The Proinflammatory Myeloid Cell Receptor TREM-1 Controls Kupffer Cell Activation and Development of Hepatocellular Carcinoma

TREM-1 deficiency decreases of DEN-induced hepatic injury. WT and Trem1^−/− male mice were treated for 4 hours with DEN (100 mg/kg) or left untreated. A and B, livers of WT or Trem1^−/− mice were assessed for apoptosis by TUNEL staining. Original magnification, ×40. Values are mean ± SD for independent animals (n = 5). One of 4 similar experiments is shown. C, levels of IL-6 and ALT (F) in serum of WT and Trem1^−/− mice treated with DEN at indicated time. D and E, hepatocyte proliferation in livers of WT or Trem1^−/− mice was assessed by injecting mice with BrdUrd (1 mg/mL) 2 hours before the liver was removed. BrdUrd-positive cells were identified by immunostaining. Original magnification, ×40. Values are mean ± SD for independent animals (n = 3). One of 3 similar experiments is shown. Data are shown as mean ± SD (n = 5 mice per group). For all panels statistical significance is indicated (*P < 0.05, **P < 0.01); h, hour. One of 4 similar experiments is shown.

Loss of TREM-1 alters recruitment of neutrophils and monocytes. Bone marrow, blood, and liver samples of indicated mice were stained with appropriate mAbs and analyzed by flow cytometry. Data are shown as mean ± SD (n = 3 mice per group) of neutrophils (CD11b^high, Ly6G⁺; A) and monocytes (CD11b⁺, Ly6C^high; B) and represent 1 experiment of 3 independent experiments with similar results.

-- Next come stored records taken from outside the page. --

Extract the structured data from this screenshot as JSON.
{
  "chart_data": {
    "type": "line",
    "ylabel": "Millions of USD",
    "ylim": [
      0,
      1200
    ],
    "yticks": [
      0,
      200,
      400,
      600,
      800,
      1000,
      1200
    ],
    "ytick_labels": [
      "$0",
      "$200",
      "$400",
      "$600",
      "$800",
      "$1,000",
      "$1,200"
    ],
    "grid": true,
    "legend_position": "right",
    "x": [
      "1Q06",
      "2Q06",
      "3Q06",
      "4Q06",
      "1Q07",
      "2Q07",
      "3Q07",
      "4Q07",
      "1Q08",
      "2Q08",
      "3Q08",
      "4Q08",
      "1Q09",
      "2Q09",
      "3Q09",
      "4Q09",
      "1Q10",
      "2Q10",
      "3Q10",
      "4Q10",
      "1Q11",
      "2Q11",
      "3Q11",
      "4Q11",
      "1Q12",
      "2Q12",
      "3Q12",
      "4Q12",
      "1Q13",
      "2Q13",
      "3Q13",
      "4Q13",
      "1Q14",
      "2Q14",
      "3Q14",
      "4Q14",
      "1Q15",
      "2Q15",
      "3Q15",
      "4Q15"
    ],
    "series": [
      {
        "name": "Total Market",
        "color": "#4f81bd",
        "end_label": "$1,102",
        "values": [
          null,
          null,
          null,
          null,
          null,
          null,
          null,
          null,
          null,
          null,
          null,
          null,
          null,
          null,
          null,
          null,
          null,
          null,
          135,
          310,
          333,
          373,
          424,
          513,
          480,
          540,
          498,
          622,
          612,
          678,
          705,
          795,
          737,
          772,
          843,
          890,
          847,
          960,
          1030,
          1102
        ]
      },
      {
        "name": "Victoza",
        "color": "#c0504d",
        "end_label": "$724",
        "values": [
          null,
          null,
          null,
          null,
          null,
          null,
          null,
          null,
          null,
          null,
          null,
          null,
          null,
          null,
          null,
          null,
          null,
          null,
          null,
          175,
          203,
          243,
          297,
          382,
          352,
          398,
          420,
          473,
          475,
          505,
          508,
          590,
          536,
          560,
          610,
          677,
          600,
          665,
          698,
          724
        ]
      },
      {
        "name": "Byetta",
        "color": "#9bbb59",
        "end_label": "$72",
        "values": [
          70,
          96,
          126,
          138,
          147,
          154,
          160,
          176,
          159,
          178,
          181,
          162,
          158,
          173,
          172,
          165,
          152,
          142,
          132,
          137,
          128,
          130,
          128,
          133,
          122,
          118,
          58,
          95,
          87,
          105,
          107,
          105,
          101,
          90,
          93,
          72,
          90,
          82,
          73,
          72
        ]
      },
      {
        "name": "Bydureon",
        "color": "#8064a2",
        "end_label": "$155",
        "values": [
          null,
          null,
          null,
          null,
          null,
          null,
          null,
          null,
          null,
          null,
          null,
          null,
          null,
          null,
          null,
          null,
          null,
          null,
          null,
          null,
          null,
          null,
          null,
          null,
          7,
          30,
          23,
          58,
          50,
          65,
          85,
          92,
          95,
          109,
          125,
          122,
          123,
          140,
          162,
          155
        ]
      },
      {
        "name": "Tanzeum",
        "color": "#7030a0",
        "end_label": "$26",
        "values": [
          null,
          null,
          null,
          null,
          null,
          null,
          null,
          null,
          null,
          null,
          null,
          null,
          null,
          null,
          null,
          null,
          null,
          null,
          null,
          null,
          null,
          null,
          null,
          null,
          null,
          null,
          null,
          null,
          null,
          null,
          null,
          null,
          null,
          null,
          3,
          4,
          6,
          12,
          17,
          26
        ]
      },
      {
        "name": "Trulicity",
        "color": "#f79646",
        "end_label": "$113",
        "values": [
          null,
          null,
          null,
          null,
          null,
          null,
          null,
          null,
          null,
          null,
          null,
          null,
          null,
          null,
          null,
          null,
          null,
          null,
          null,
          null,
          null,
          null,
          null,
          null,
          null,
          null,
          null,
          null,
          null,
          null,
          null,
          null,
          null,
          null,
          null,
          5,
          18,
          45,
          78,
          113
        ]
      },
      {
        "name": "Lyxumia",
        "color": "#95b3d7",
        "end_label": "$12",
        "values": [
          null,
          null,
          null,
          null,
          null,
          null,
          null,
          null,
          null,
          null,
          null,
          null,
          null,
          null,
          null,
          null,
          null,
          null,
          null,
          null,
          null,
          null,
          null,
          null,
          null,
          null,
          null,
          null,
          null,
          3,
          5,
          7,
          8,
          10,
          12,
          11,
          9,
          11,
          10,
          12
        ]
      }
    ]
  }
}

TREM-1 deletion alters activation of Kupffer cells in response to DEN and decreases expression of genes involved in inflammatory responses, cell-cycle regulation and apoptosis. A, WT and Trem1^−/− male mice (n = 10 mice per group) were treated for 4 hours with DEN. Cells from total livers, isolated hepatocytes, or Kupffer cells were subjected to RNA isolation and microarray analysis. The average fold induction/decrease was obtained by comparison of Trem1^−/− mice with WT mice. Fold changes in proinflammatory cytokine and chemokine gene expression (A), in genes related to NF-κB signaling pathway (B), and in genes related to JNK/p38 signaling pathway (C) are shown. Shown is one representative experiment from 2 independent experiments. Values are mean ± SD. D–F, WT and Trem1^−/− mice were treated for 4 hours with DEN or left untreated (n = 4 mice per group). RNA samples extracted from livers were subjected to NanoString analysis. Decreased expression in genes involved in inflammation (D), cell-cycle regulation (E), and apoptosis (F) was observed in Trem1^−/− mice post-DEN treatment. The results are expressed as mean ± SE. Statistical significance is indicated.

Adoptively transferred Kupffer cells from WT mice increased DEN-induced liver injury in Trem1^−/− mice. A, immunofluorescence staining of liver sections with FITC-conjugated anti-F4/80 mAb after 48-hour injection of clodronate-containing liposomes. D, reconstitution of predepleted livers with Kupffer cells from WT mice to indicated mice. Adoptively transferred cells were observed at 18 hours by immunofluorescence staining; bar, 20 μm. Mice were given a dose of DEN at 18 hours after Kupffer cell reconstitution and ALT (B) and IL-6 (C) in serum were measured at indicated time. Data shown are means ± SD of 4 mice per group and representative of 2 independent experiments. E and F, 4 hours after DEN treatment gene expression profile of reconstituted liver was carried out using NanoString Technology. Values indicate mean ± SE of 4 mice per time point in each group. ns, not statistically significant.